Remember, Larry Sanders eventually ended up in a facility for anxiety, depression and mood disorders. Conditions that pre-date this practice, but you don’t think Kidd might want to, I don’t know, dial back the verbal abuse for one of his more mentally fragile players?
Seems like a prudent move in my opinion. That’s just me.
Zaza Pachulia summed up just how bad this one practice was when he said, "Everybody was so tired that nobody was thinking about Christmas. We didn't have energy left to open gifts."
WHAT THE FUCK?
There are other stories about Kidd’s coaching that leave you scratching your head. After all, Kevin Garnett reportedly hated Kidd’s coaching style so much that Paul Pierce thought Garnett was going to beat him to death, interestingly also on Christmas.

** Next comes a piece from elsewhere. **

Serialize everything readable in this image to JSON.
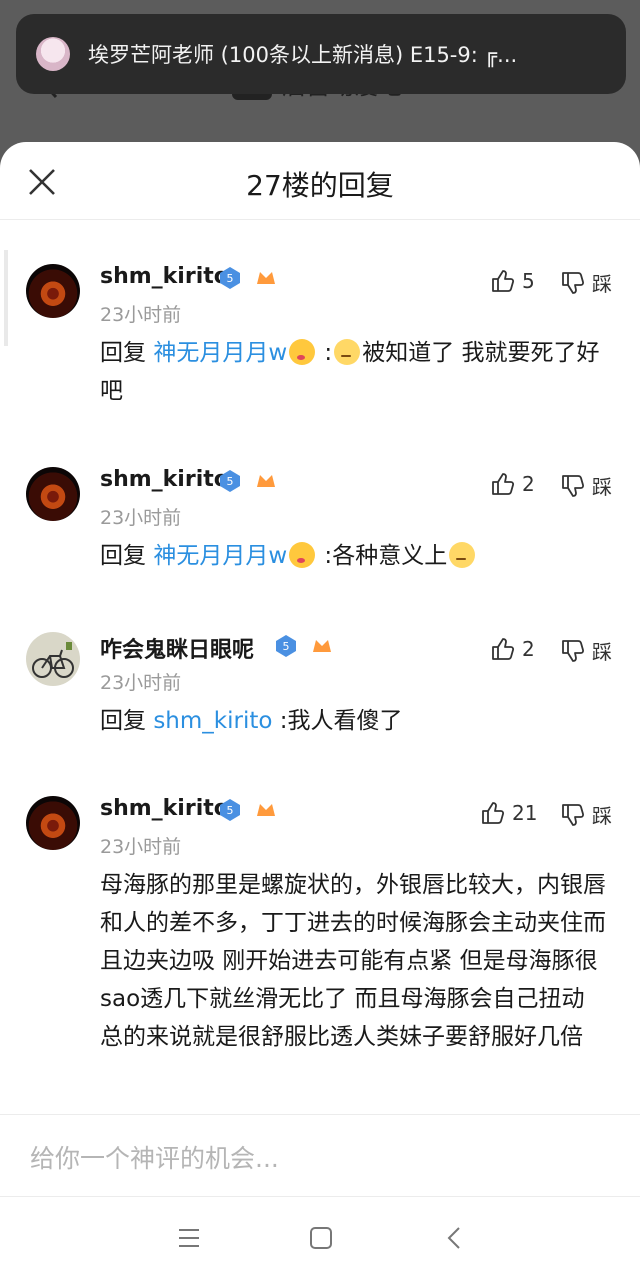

Maybe Jason Kidd just hates Christmas?
But a measure of how weird the Jason Kidd era was in Milwaukee is that there are CRAZY stories going around about him on social media that people want desperately to believe are true, despite the fact they are clearly fiction.
For example, a TON of people actually believe that Kidd was obsessed with water slides, even though it’s not true. Yes, someone fooled the internet with a tweet about Jason Kidd’s obsession with Water Parks.
A bunch of outlets like Outkick were fooled… but the fact that people bought into it says everything you need to know about how strange Kidd was in Milwaukee. People actually believed that Kidd not only ate lunch four times a week at a local water park, he also would draw photos of water slides on the whiteboard during timeouts with the game on the line.
OF COURSE THAT’S NOT TRUE. This is Onion-level stuff here.
But it says a lot that people immediately bought it.
Here’s what I do know about Jason Kidd.
The first time he tries to make Luka run ANY wind sprint, let alone one on Christmas? Jason Kidd is getting FIRED. Luka will not allow that shit. He’s already known for barking back at coaches when he doesn’t like the nonsense they pull. On top of that, Luka has Mark Cuban FIRMLY in his pocket and on speed dial.
And who knows? If they win a chip, maybe we’ll actually see Jason Kidd and Luka Doncic floating down a lazy river together in inner tubes, just like the internet dreams of.